People in Asia and Beyond Welcome Lunar New Year

This year marks the year of the dog

People in Asia and around the world are celebrating the Lunar New Year on Friday with festivals, parades and temple visits to ask for blessings.

This year marks the year of the dog, one of the 12 animals in the Chinese astrological chart. People in Beijing celebrated with family feasts and visits to bustling temple fairs amid the mid-winter chill.

Ditan Park in the city center was the most vibrant, with empty tree branches festooned with red lanterns and traditional goods and foods being snapped up by the churning crowds.

Other New Year traditions include the eating of dumplings in northern China and gift giving to children in the form of cash-stuffed red envelopes called "hongbao." However, a ban on fireworks in 400 cities, including the capital, severely curtailed such traditional ear-splitting displays this year.

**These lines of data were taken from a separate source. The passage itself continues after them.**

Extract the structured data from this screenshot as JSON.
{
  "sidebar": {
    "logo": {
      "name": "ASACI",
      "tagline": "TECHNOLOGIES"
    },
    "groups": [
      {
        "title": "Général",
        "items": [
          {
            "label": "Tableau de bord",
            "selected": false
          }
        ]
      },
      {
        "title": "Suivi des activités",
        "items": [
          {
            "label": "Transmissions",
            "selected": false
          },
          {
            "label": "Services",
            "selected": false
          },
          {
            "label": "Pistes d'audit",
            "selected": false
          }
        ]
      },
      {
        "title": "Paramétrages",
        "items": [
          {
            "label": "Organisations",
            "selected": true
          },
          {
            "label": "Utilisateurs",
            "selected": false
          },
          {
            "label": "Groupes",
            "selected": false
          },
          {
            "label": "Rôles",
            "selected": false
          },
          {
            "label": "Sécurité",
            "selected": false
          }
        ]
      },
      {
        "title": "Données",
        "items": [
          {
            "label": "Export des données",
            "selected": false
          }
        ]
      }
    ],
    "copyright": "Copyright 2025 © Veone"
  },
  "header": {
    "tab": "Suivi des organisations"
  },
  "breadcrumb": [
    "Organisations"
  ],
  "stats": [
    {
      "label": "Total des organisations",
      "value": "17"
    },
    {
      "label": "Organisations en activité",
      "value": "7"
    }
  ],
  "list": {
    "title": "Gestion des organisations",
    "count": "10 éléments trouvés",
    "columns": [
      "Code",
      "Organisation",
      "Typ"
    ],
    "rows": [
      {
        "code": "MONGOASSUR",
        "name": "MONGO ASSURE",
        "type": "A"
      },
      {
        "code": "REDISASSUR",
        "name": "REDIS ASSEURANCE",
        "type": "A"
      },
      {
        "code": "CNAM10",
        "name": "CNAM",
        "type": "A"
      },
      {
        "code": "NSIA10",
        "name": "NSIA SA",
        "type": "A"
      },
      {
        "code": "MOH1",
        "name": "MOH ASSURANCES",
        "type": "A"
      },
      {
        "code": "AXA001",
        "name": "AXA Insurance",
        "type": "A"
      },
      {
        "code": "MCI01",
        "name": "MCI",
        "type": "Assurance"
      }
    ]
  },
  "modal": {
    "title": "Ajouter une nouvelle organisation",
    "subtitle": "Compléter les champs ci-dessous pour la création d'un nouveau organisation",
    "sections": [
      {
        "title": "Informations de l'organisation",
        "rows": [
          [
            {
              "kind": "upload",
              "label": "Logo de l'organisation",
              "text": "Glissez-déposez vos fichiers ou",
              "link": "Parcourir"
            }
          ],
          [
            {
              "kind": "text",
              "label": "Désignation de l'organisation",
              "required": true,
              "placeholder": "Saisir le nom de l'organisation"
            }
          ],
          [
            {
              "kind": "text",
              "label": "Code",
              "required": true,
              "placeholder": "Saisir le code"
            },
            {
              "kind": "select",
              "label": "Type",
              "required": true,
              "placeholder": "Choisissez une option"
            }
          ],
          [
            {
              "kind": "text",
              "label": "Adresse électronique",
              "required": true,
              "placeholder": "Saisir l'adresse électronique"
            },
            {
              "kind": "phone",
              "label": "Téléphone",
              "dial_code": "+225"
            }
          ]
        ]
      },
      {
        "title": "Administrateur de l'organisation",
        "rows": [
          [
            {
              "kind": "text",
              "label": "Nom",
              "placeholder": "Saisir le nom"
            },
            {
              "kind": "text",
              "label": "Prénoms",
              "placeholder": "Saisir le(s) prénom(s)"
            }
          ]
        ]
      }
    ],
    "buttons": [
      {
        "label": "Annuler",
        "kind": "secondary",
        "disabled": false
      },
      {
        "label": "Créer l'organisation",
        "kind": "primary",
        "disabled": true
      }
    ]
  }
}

Ethnic Chinese and others around the world also marked the holiday with celebrations. In the Philippines, which boasts a large ethnic Chinese minority, fire breathers performed at a street fair in Manila and children used crates and buckets to put on improvised lion dances.

In Japan, lion dances were performed in Chinatown in the port city of Yokohama, while in Malaysia, a diver dressed as the god of good fortune fed fish at an aquarium in Kuala Lumpur as visitors looked on.

In South Korea, the festivals were more solemn, with refugees from the 1950-53 Korean War and their descendants paying respects to ancestors at the Demilitarized Zone dividing the country from communist North Korea.

Taiwanese marked the start of the new year with a mad rush to be the first to plant a stick of incense in a temple censor, with the victor receiving a prize and blessings for a prosperous 2018.